- Born: Krerkkong Suanyot June 18, 1977 (age 49) Nan, Thailand

= Yollada Suanyot =

Thai politician

Yollada "Nok" Suanyot (ยลลดา เกริกก้อง "นก" สวนยศ, ; born June 18, 1977), nicknamed Yollie, is a Thai politician and celebrity in Thailand known for her multiple television appearances. On May 27, 2012, she was elected to represent Mueang Nan District on the Provincial Administration Organization for Nan Province in Thailand, running as an independent politician. Previous to entering politics, Suanyot had been a model, She won the Photogenic award at the Elite Model Look Thailand 2003 and, on the beauty pageant stage, she represented Thailand at Miss Tourism International 2001, where she received the Best National Costume award under the name Hassadee Budtriwong. She was the former winner of the ‘Miss Alcazar 2005’ Beauty Queen Contest and was a member of Sony-BMG Thailand the pop group Venus Flytrap, where she performed of the lead singer under the name "Nok". The famous songs include "Visa For Love" and "Cause I'm Your Lady." Later she join the 2nd pop band "Papillion" by IM Music. with the unreleased song "Dangerous".

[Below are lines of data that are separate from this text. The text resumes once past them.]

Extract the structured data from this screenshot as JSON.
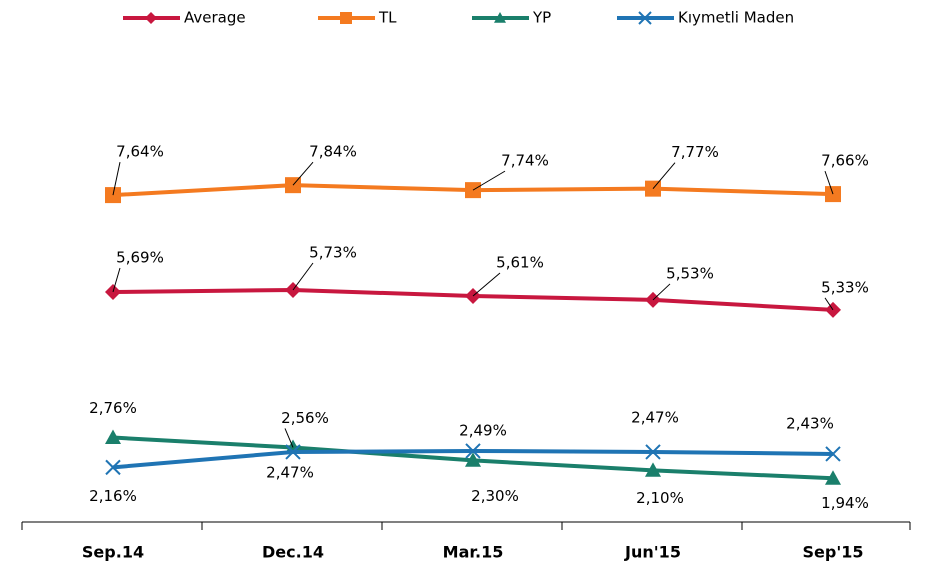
{
  "chart_data": {
    "type": "line",
    "categories": [
      "Sep.14",
      "Dec.14",
      "Mar.15",
      "Jun'15",
      "Sep'15"
    ],
    "series": [
      {
        "name": "Average",
        "color": "#c8173f",
        "marker": "diamond",
        "values": [
          5.69,
          5.73,
          5.61,
          5.53,
          5.33
        ],
        "value_labels": [
          "5,69%",
          "5,73%",
          "5,61%",
          "5,53%",
          "5,33%"
        ]
      },
      {
        "name": "TL",
        "color": "#f47a20",
        "marker": "square",
        "values": [
          7.64,
          7.84,
          7.74,
          7.77,
          7.66
        ],
        "value_labels": [
          "7,64%",
          "7,84%",
          "7,74%",
          "7,77%",
          "7,66%"
        ]
      },
      {
        "name": "YP",
        "color": "#1a7f6b",
        "marker": "triangle",
        "values": [
          2.76,
          2.56,
          2.3,
          2.1,
          1.94
        ],
        "value_labels": [
          "2,76%",
          "2,56%",
          "2,30%",
          "2,10%",
          "1,94%"
        ]
      },
      {
        "name": "Kıymetli Maden",
        "color": "#1f74b4",
        "marker": "x",
        "values": [
          2.16,
          2.47,
          2.49,
          2.47,
          2.43
        ],
        "value_labels": [
          "2,16%",
          "2,47%",
          "2,49%",
          "2,47%",
          "2,43%"
        ]
      }
    ],
    "ylim": [
      1,
      10.5
    ],
    "legend": "top"
  }
}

Suanyot is a transgender woman. She underwent gender-affirming surgery to align with her female identity at the age of 16. She is a published writer of her own books Katoey (Trans) and Puying (Women), She founded and chairs the TransFemale Association of Thailand, which advocates for transgender rights. One of the most popular projects of her association is a reality TV show offering free gender reassignment surgeries called Sister's Hand Because of the lack of legal recognition for transgender people in Thailand, her birth name appeared on the ballot.

Suanyot graduated with a science degree from Thammasat University when she was 21, as well as 2nd bachelor's degrees in Humanities Mass Communication, holds a master's degree in political science, and is currently working toward a Ph.D. in social science at Ramkhamhaeng University. In her personal life, Suanyot and trans man Ronnakrit "Sam" Hamichart have been in a relationship for more than 11 years, and are known as the first trans couple in Thailand.

Suanyot was once the executive of Jewelry Channel, Thailand's first jewelry shopping channel. She also sponsored the diamond crown for the Miss Thailand pageant in 2010. Later, she took on the role of managing director at JKN Channel, a subsidiary company of JKN Global Media, with Anne Jakkrajuthatip as the CEO. Both, along with JenJen Boonsungnoen, founded the Transgender Inspiration Foundation to provide scholarships and support for transgender individuals in the field of education in Thailand.

Suanyot has returned to the entertainment industry as the winner of Miss Fabulous Thailand Season 3 in 2024. She is currently appointed by the Ministry of Social Development and Human Security as one of the 10 members of the Discrimination Based on Gender Advisory Committee.